The system uses an .ini configuration file (config.ini) to control behaviour, GPIO pin assignments, database connection, location fallback, GPS settings, and more. Default values are embedded in the system and automatically used if options are missing.

Full configuration documentation is provided in config_README.md

Fallback Schedule Behaviour

When the system detects that a machine-learned schedule has low confidence, it can optionally fall back to a safer alternative. This fallback behaviour is configured in the [FALLBACK] section of config.ini.

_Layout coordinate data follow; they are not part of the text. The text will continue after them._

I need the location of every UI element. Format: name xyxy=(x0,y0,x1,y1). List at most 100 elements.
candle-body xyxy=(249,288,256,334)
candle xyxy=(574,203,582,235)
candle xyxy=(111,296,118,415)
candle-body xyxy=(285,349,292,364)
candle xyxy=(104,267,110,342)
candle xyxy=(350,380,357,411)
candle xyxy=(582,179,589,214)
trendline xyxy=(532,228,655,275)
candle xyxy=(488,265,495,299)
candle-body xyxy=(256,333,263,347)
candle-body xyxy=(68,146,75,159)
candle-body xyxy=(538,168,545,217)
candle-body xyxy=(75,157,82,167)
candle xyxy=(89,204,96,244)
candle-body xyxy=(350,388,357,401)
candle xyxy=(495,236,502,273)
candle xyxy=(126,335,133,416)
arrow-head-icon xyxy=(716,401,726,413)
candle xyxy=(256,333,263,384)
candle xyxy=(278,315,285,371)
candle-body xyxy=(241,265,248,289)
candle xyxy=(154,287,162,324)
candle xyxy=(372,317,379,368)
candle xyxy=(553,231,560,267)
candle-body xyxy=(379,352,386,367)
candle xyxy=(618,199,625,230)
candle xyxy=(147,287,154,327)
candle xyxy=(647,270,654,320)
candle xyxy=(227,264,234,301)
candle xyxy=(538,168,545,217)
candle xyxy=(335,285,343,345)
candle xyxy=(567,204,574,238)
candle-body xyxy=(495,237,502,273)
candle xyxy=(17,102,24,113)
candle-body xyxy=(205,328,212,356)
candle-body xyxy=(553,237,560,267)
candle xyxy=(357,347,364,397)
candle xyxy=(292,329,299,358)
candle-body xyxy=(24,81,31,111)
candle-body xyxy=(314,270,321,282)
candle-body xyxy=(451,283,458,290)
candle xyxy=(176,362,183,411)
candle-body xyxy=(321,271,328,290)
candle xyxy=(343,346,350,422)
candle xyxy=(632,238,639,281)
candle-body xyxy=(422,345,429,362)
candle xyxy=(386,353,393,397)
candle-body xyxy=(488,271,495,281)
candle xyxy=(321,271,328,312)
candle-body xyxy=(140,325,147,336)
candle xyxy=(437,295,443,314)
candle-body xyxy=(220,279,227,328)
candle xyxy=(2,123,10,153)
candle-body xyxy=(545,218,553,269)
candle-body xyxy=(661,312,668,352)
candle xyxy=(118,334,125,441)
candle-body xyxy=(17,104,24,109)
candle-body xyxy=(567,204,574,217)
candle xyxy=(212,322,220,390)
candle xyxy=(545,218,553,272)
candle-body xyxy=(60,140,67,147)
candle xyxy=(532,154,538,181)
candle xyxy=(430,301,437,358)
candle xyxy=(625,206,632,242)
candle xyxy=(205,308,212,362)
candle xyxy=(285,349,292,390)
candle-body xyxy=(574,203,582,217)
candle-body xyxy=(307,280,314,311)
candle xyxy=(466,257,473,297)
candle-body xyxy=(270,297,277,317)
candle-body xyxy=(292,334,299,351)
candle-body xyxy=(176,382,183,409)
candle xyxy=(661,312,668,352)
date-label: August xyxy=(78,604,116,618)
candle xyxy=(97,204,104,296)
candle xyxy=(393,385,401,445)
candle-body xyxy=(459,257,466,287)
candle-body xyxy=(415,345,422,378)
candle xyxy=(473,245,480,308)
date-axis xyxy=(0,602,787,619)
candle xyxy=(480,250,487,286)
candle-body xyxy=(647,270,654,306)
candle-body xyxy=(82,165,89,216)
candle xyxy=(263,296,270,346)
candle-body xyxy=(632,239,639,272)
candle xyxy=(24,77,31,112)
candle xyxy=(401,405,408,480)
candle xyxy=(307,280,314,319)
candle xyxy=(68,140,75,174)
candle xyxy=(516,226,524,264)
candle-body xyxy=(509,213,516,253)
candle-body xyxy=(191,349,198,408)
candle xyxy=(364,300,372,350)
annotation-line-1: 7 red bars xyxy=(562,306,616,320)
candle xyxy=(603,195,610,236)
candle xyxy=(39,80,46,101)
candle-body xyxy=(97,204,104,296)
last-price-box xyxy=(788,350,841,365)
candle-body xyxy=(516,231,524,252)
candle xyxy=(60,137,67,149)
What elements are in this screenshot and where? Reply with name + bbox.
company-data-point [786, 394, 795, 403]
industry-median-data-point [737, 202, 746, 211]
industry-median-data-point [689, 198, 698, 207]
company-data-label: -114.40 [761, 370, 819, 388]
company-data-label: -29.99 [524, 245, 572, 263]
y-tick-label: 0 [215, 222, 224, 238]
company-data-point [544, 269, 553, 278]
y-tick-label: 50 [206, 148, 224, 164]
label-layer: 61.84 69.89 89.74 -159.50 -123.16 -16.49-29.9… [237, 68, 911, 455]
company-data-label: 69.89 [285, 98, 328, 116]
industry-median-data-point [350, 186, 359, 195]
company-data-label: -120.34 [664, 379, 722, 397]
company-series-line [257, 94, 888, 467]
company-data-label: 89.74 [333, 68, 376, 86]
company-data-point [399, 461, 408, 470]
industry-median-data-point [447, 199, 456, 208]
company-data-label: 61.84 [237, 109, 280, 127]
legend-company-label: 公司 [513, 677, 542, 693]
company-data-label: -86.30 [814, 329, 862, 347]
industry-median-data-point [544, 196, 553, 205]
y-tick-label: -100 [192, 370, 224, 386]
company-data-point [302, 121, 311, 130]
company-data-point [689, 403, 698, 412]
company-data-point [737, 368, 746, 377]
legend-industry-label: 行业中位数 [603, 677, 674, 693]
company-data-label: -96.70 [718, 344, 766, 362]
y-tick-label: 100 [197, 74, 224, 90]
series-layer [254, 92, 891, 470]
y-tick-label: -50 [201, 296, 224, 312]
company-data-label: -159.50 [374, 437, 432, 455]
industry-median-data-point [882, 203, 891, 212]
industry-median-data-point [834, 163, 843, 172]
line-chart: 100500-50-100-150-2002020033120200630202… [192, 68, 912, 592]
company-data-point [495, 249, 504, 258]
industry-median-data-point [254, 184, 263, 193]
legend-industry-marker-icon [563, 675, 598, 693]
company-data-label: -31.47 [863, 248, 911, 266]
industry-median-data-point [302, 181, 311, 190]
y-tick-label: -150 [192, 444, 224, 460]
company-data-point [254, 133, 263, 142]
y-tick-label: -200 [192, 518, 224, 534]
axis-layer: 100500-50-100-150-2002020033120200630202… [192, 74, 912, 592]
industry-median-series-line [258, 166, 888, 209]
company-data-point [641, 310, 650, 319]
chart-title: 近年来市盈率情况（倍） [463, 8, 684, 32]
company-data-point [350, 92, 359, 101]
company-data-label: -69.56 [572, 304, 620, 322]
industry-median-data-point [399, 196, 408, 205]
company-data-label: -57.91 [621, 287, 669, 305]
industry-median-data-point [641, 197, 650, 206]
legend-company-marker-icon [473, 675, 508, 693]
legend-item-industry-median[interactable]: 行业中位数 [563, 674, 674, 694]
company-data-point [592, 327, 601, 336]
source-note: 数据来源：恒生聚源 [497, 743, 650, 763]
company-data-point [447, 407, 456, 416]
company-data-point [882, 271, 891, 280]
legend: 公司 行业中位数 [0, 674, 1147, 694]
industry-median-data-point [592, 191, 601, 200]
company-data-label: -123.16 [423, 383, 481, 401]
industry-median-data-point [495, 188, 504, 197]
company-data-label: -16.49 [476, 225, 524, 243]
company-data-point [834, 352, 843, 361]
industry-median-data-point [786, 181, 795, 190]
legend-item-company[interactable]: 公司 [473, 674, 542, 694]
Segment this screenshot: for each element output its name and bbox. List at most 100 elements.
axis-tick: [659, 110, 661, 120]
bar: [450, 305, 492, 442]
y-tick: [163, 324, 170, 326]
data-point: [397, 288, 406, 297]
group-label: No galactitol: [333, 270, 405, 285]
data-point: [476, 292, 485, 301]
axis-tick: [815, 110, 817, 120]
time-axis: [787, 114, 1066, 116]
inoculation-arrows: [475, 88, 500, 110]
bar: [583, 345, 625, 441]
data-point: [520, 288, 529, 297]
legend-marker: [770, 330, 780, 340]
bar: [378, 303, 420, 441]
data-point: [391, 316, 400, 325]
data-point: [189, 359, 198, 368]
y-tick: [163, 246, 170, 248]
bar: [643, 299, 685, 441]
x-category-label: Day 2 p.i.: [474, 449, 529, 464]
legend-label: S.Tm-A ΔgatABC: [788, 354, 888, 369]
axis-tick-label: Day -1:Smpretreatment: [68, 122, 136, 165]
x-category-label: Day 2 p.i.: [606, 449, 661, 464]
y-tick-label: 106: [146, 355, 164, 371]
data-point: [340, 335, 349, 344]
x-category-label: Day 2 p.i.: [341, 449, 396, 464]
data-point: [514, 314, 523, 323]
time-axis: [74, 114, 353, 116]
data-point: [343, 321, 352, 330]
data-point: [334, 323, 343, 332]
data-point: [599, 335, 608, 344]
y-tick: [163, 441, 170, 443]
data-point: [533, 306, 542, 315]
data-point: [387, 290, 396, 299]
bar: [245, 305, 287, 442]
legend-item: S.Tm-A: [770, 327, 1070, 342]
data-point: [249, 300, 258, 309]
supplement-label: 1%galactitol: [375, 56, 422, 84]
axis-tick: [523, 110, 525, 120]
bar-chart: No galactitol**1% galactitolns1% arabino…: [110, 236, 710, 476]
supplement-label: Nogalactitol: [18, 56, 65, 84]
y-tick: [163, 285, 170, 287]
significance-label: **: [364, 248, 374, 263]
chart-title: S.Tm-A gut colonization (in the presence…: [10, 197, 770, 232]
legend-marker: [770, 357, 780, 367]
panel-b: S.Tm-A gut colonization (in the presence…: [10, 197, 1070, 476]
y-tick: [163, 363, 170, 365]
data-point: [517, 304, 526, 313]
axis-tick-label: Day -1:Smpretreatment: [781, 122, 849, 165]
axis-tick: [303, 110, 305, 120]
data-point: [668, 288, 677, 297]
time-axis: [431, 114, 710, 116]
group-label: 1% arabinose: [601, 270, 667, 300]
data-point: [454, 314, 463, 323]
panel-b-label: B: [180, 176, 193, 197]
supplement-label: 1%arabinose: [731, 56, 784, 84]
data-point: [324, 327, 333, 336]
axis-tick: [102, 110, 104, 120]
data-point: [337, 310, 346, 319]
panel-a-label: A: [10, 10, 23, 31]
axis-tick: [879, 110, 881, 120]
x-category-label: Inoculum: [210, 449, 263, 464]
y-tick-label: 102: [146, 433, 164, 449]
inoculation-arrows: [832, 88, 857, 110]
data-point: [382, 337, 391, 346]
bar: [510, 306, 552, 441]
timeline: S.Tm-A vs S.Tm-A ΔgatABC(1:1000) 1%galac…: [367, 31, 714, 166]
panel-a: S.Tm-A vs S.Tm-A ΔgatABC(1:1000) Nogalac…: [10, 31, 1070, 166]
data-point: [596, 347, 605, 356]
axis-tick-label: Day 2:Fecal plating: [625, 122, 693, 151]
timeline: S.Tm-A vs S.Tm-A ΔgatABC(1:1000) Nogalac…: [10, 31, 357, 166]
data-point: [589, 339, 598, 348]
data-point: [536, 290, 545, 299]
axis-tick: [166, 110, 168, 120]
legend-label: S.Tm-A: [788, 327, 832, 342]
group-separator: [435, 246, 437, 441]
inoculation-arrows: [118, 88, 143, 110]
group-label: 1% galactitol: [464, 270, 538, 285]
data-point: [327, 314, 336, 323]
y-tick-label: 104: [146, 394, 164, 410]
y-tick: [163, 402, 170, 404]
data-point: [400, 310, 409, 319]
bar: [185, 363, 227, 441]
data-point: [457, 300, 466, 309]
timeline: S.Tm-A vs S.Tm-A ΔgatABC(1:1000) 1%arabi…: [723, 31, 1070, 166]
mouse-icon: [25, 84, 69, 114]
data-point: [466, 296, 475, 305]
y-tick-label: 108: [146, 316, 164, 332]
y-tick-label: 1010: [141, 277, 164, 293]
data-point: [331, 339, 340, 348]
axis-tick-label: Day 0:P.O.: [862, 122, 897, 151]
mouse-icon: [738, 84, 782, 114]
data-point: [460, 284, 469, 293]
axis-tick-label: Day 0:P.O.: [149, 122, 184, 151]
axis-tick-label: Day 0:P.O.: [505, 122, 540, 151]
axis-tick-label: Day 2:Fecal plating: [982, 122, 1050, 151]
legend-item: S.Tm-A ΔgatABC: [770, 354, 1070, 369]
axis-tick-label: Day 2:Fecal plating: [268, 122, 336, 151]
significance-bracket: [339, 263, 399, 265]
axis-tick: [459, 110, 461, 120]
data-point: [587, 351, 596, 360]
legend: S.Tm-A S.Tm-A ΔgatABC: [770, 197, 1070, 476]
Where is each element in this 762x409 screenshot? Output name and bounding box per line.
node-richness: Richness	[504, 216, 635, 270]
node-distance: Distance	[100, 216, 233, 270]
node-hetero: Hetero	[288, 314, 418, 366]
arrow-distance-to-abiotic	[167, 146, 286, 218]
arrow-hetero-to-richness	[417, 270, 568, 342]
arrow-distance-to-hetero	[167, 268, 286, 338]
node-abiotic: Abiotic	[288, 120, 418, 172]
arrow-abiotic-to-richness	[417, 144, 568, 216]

There are three fallback modes:

Fallback Schedule File Format

The fallback file is a CSV (default: Fallback_Schedule.csv) that defines one or more light-on periods for each day. Each row specifies a day of the week (or ANY), an on_time, and a duration in 24-hour LOCAL time. Any daylight saving time (DST) adjustments will be handled automatically.

day,    on_time, duration
ANY,    01:30,   01:00
ANY,    05:30,   01:00
Monday, 18:00,   02:00

Note The times in the csv must be Local time.

The system converts these blocks into UTC-based interval predictions using the configured interval_minutes, applying the correct local timezone offset for the day (including DST). It then builds a complete daily schedule for fallback use.